Helena Cobban makes a notable observation:

Yemen, Jordan, Algeria, and other Arab countries have also been seeing some significant popular unrest… However, one other player in the Middle East is currently notable because it is “the dog that isn’t barking” (pardon the metaphor, which is derived from Sherlock Holmes.) This is Saudi Arabia, which throughout these past 41 years– and most particularly since the killing (assassination?) of King Faisal in 1975– has been a central bulwark of U.S. policy both within the Middle East and far beyond.

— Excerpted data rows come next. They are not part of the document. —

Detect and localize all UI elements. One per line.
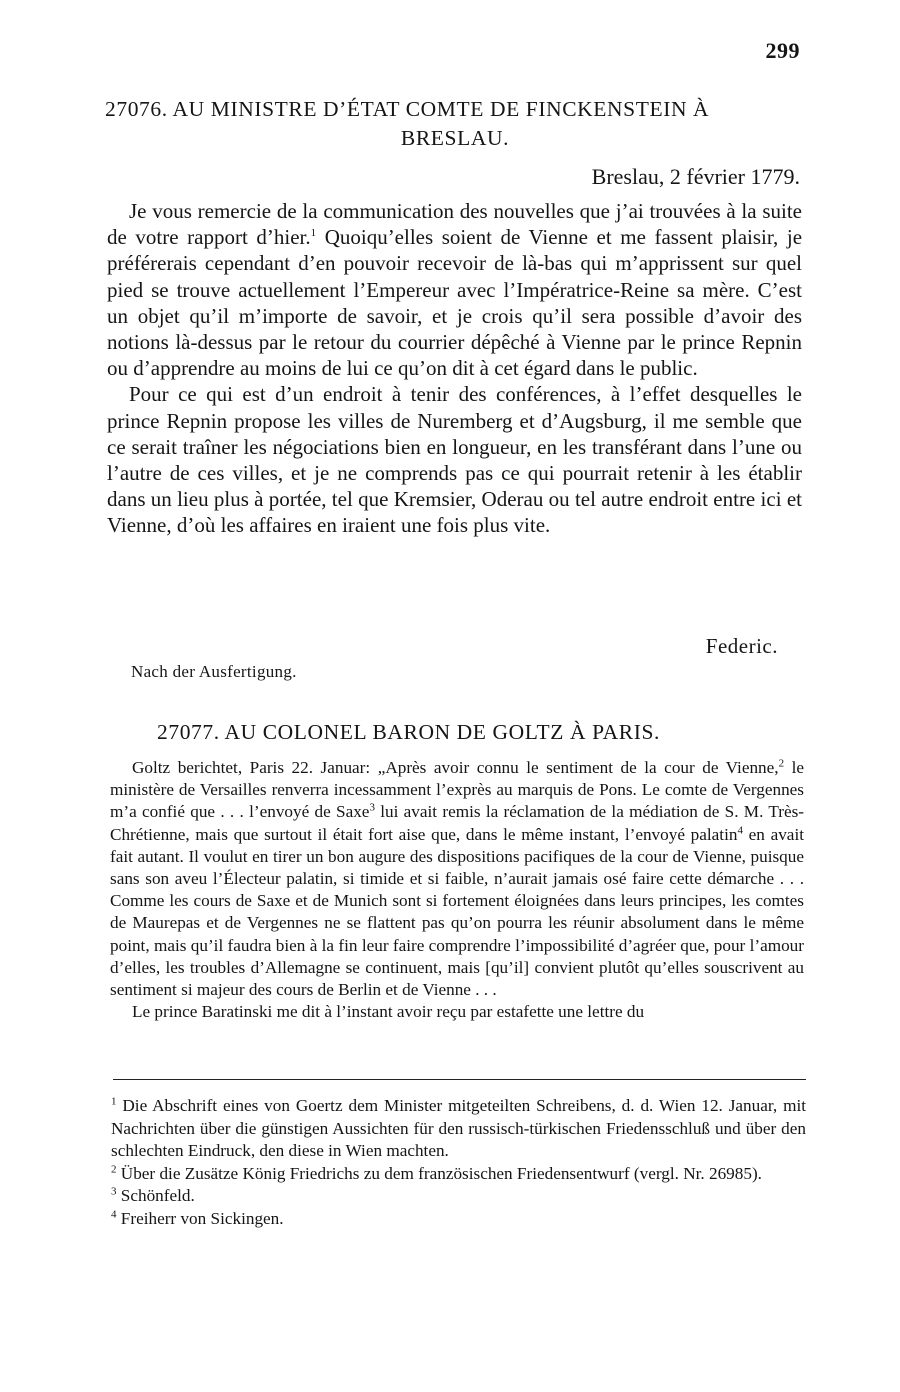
footnote-number: 4 [111, 1208, 117, 1221]
footnote-text: Über die Zusätze König Friedrichs zu dem französischen Friedensentwurf (vergl. Nr. 26985). [120, 1163, 762, 1183]
goltz-report [110, 757, 804, 1023]
letter-27076-heading-line2: BRESLAU. [400, 126, 510, 150]
report-text-d: en avait fait autant. Il voulut en tirer un bon augure des dispositions pacifiques de la cour de Vienne, puisque sans son aveu l’Électeur palatin, si timide et si faible, n’aurait jamais osé faire cette démarche . . . Comme les cours de Saxe et de Munich sont si fortement éloignées dans leurs principes, les comtes de Maurepas et de Vergennes ne se flattent pas qu’on pourra les réunir absolument dans le même point, mais qu’il faudra bien à la fin leur faire comprendre l’impossibilité d’agréer que, pour l’amour d’elles, les troubles d’Allemagne se continuent, mais [qu’il] convient plutôt qu’elles souscrivent au sentiment si majeur des cours de Berlin et de Vienne . . . [110, 824, 804, 1000]
letter-27076-heading [105, 95, 805, 153]
letter-27076-paragraph-1 [107, 198, 802, 381]
footnote-text: Freiherr von Sickingen. [120, 1208, 284, 1228]
footnote-3 [111, 1185, 806, 1208]
report-text-c: lui avait remis la réclamation de la médiation de S. M. Très-Chrétienne, mais que surtout il était fort aise que, dans le même instant, l’envoyé palatin [110, 802, 804, 844]
paragraph-1-text-a: Je vous remercie de la communication des nouvelles que j’ai trouvées à la suite de votre rapport d’hier. [107, 199, 802, 250]
letter-27076-heading-line1: 27076. AU MINISTRE D’ÉTAT COMTE DE FINCKENSTEIN À [105, 97, 710, 121]
goltz-report-paragraph-1 [110, 757, 804, 1001]
footnotes [111, 1095, 806, 1231]
footnote-number: 1 [111, 1095, 117, 1108]
footnote-2 [111, 1163, 806, 1186]
footnote-ref-3: 3 [369, 801, 375, 814]
footnote-text: Die Abschrift eines von Goertz dem Minister mitgeteilten Schreibens, d. d. Wien 12. Januar, mit Nachrichten über die günstigen Aussichten für den russisch-türkischen Friedensschluß und über den schlechten Eindruck, den diese in Wien machten. [111, 1096, 806, 1161]
footnote-ref-2: 2 [778, 757, 785, 770]
footnote-1 [111, 1095, 806, 1163]
footnote-ref-1: 1 [310, 227, 317, 240]
report-text-a: Goltz berichtet, Paris 22. Januar: „Après avoir connu le sentiment de la cour de Vienne, [132, 758, 779, 777]
footnote-text: Schönfeld. [120, 1186, 195, 1206]
letter-27076-paragraph-2: Pour ce qui est d’un endroit à tenir des conférences, à l’effet desquelles le prince Repnin propose les villes de Nuremberg et d’Augsburg, il me semble que ce serait traîner les négociations bien en longueur, en les transférant dans l’une ou l’autre de ces villes, et je ne comprends pas ce qui pourrait retenir à les établir dans un lieu plus à portée, tel que Kremsier, Oderau ou tel autre endroit entre ici et Vienne, d’où les affaires en iraient une fois plus vite. [107, 382, 802, 538]
footnote-number: 2 [111, 1163, 117, 1176]
paragraph-1-text-b: Quoiqu’elles soient de Vienne et me fassent plaisir, je préférerais cependant d’en pouvoir recevoir de là-bas qui m’apprissent sur quel pied se trouve actuellement l’Empereur avec l’Impératrice-Reine sa mère. C’est un objet qu’il m’importe de savoir, et je crois qu’il sera possible d’avoir des notions là-dessus par le retour du courrier dépêché à Vienne par le prince Repnin ou d’apprendre au moins de lui ce qu’on dit à cet égard dans le public. [107, 225, 803, 381]
signature: Federic. [705, 634, 778, 658]
letter-27077-heading: 27077. AU COLONEL BARON DE GOLTZ À PARIS. [157, 720, 661, 744]
source-note: Nach der Ausfertigung. [131, 662, 297, 681]
page-number: 299 [765, 38, 800, 63]
letter-27076-body [107, 198, 802, 539]
footnote-number: 3 [111, 1185, 117, 1198]
footnote-4 [111, 1208, 806, 1231]
footnote-ref-4: 4 [737, 823, 743, 836]
report-text-b: le ministère de Versailles renverra incessamment l’exprès au marquis de Pons. Le comte de Vergennes m’a confié que . . . l’envoyé de Saxe [110, 758, 805, 822]
goltz-report-paragraph-2: Le prince Baratinski me dit à l’instant avoir reçu par estafette une lettre du [132, 1002, 645, 1022]
letter-27076-dateline: Breslau, 2 février 1779. [591, 164, 800, 189]
footnote-divider [113, 1079, 806, 1080]
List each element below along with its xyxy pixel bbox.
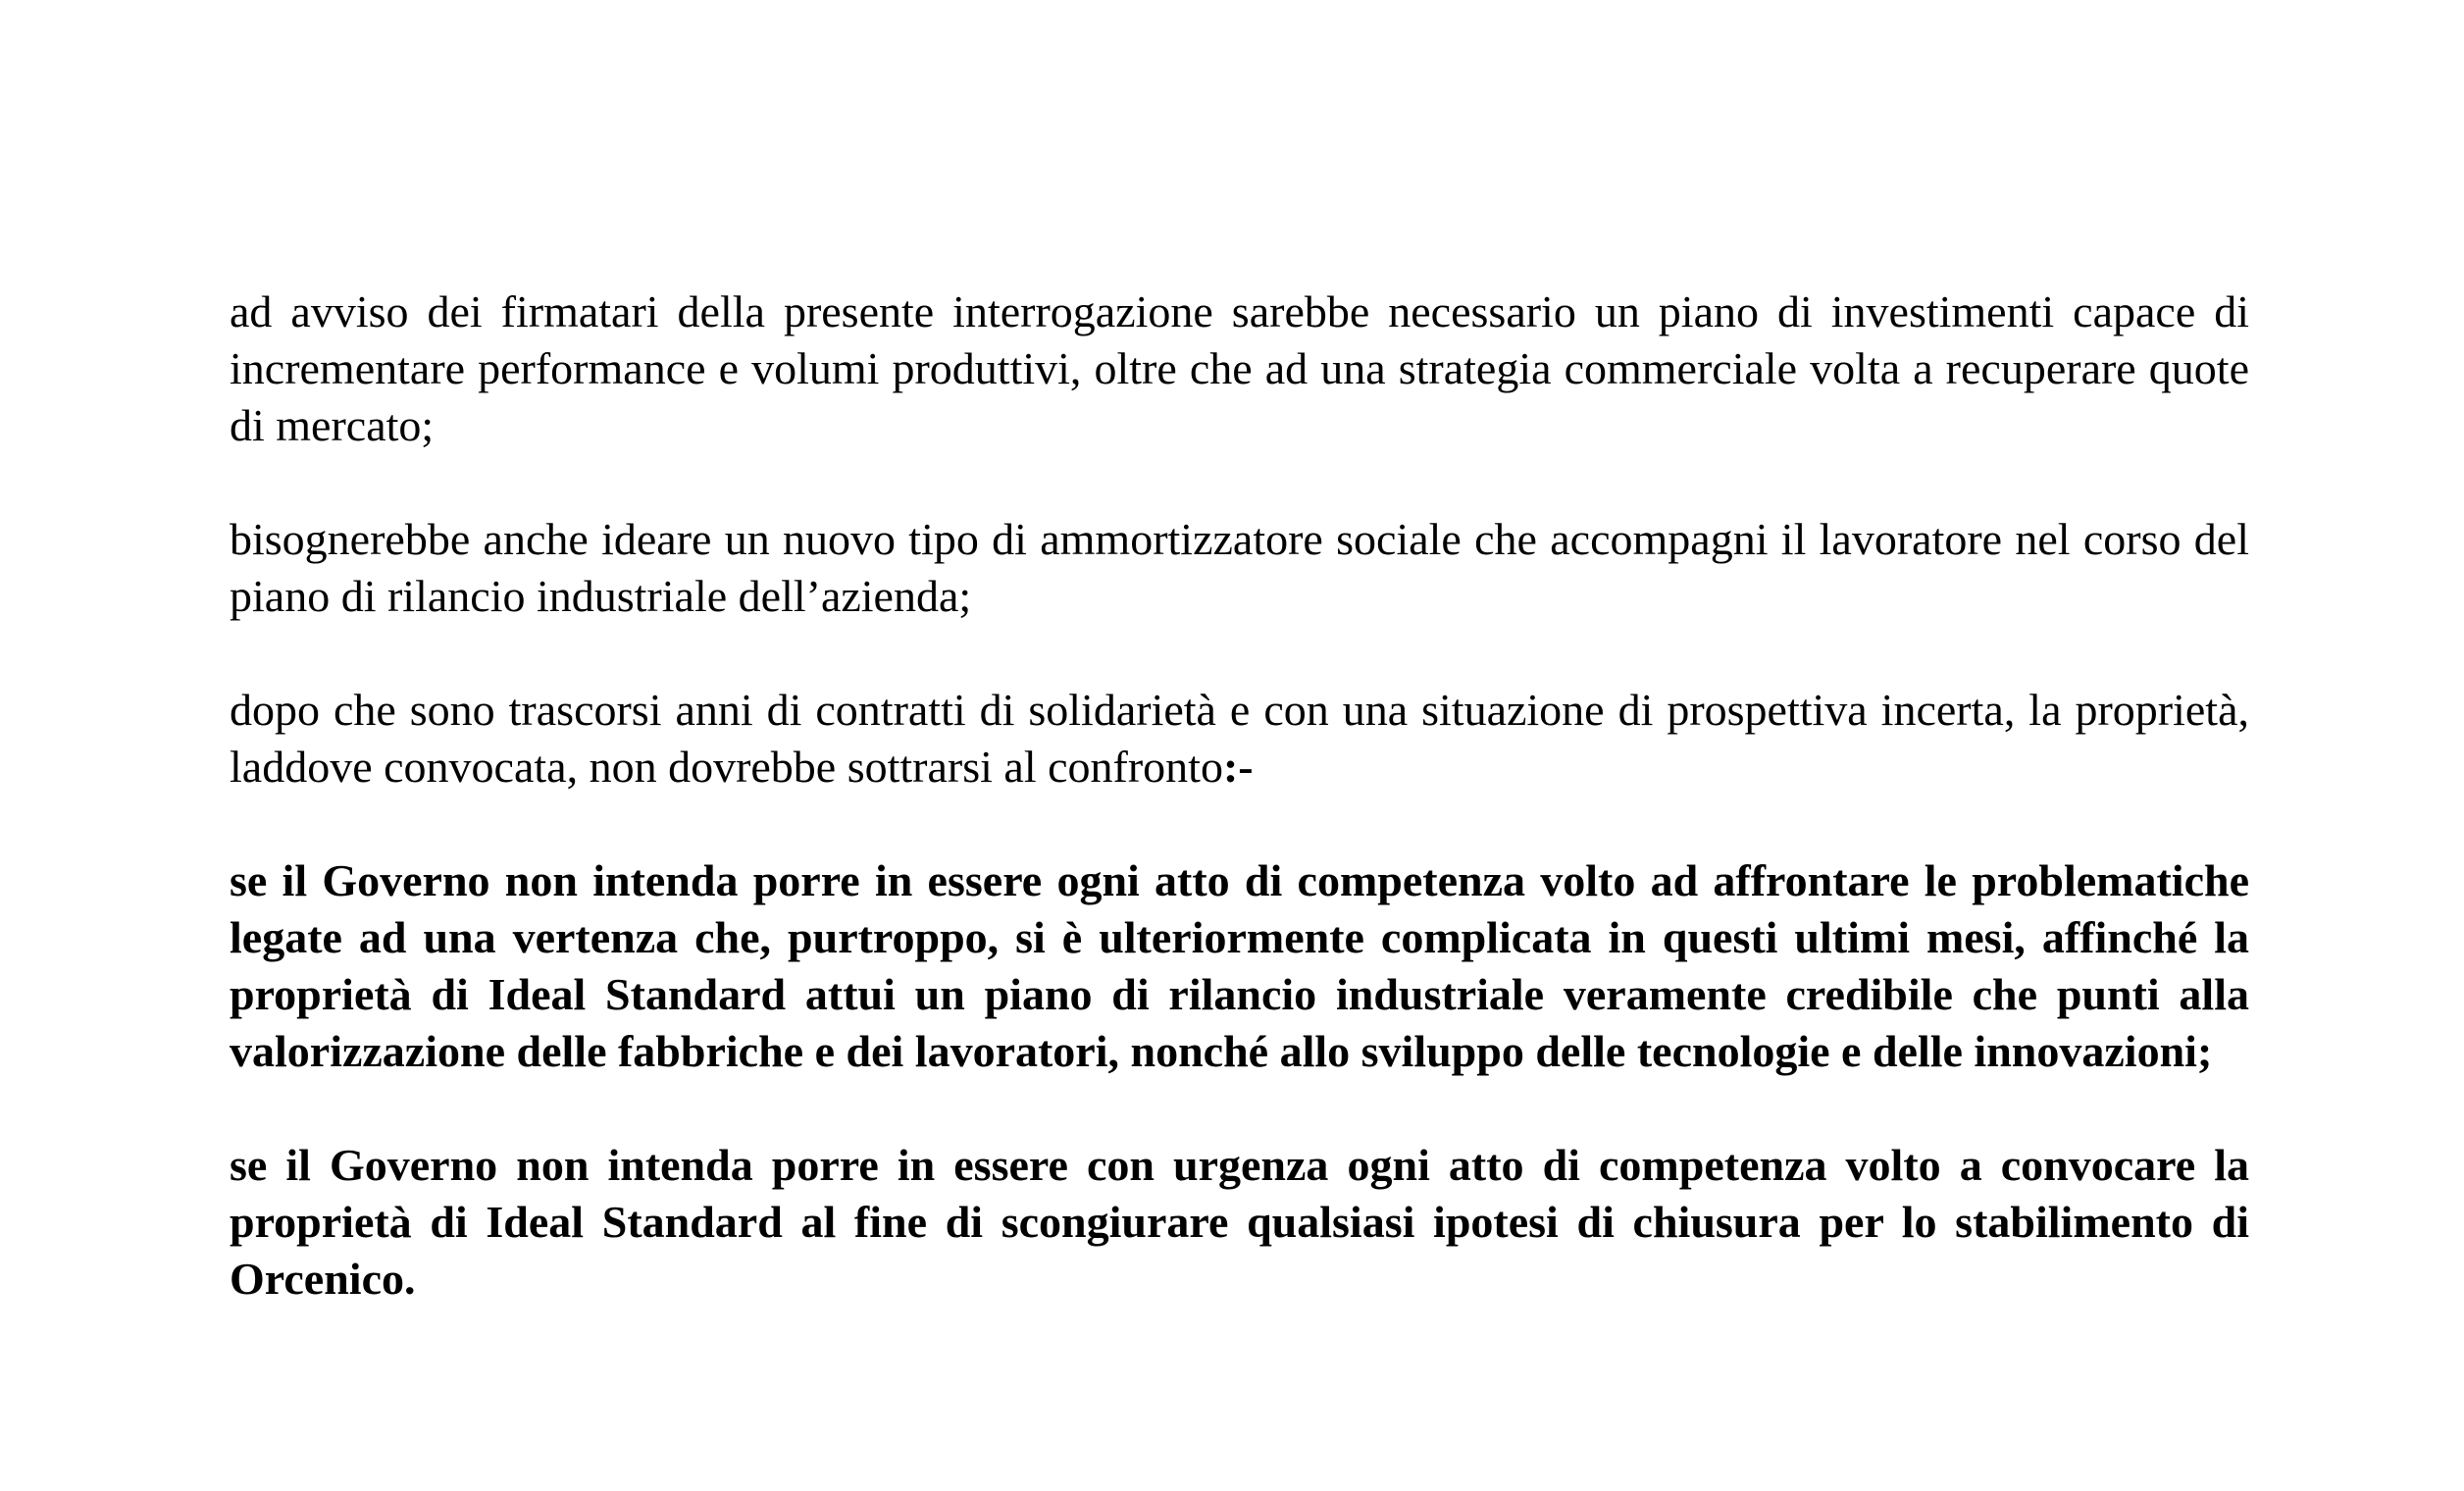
paragraph-investment-plan: ad avviso dei firmatari della presente interrogazione sarebbe necessario un piano di investimenti capace di incrementare performance e volumi produttivi, oltre che ad una strategia commerciale volta a recuperare quote di mercato; [230, 286, 2249, 450]
paragraph-solidarity-contracts-text: dopo che sono trascorsi anni di contratti di solidarietà e con una situazione di prospettiva incerta, la proprietà, laddove convocata, non dovrebbe sottrarsi al confronto [230, 685, 2249, 792]
question-convene-ownership: se il Governo non intenda porre in essere con urgenza ogni atto di competenza volto a convocare la proprietà di Ideal Standard al fine di scongiurare qualsiasi ipotesi di chiusura per lo stabilimento di Orcenico. [230, 1140, 2249, 1304]
paragraph-social-shock-absorber: bisognerebbe anche ideare un nuovo tipo di ammortizzatore sociale che accompagni il lavoratore nel corso del piano di rilancio industriale dell’azienda; [230, 514, 2249, 621]
paragraph-solidarity-contracts [230, 682, 2249, 796]
paragraph-solidarity-contracts-suffix: :- [1222, 742, 1254, 792]
question-relaunch-plan: se il Governo non intenda porre in essere ogni atto di competenza volto ad affrontare le problematiche legate ad una vertenza che, purtroppo, si è ulteriormente complicata in questi ultimi mesi, affinché la proprietà di Ideal Standard attui un piano di rilancio industriale veramente credibile che punti alla valorizzazione delle fabbriche e dei lavoratori, nonché allo sviluppo delle tecnologie e delle innovazioni; [230, 855, 2249, 1076]
document-body [230, 283, 2249, 1308]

In Lebanon, it was the Saudi monarch’s stalwart support of Saad Hariri, and his equally stalwart opposition to the government in Damascus, that sustained (financially and in other ways) the whole anti-Syria, anti-Hizbullah, and “March 14” phenomenon from 2004 until the Doha summit in 2008. And this time around, when Hariri desperately sought the support of King Abdullah in New York, instead of giving him what he sought, Abdullah checked out of playing any continuing active role in the negotiations over Lebanon. So when I say Saudi Arabia is the “dog that isn’t barking” this is not a comment on the absence of popular protest in Saudi Arabia (which may or may not be happening; but it isn’t being reported at this point.) It’s a comment on the fact that Saudi diplomacy is playing no discernible role these days in trying to prop up the pro-U.S. order of which it has for so long been a key pillar.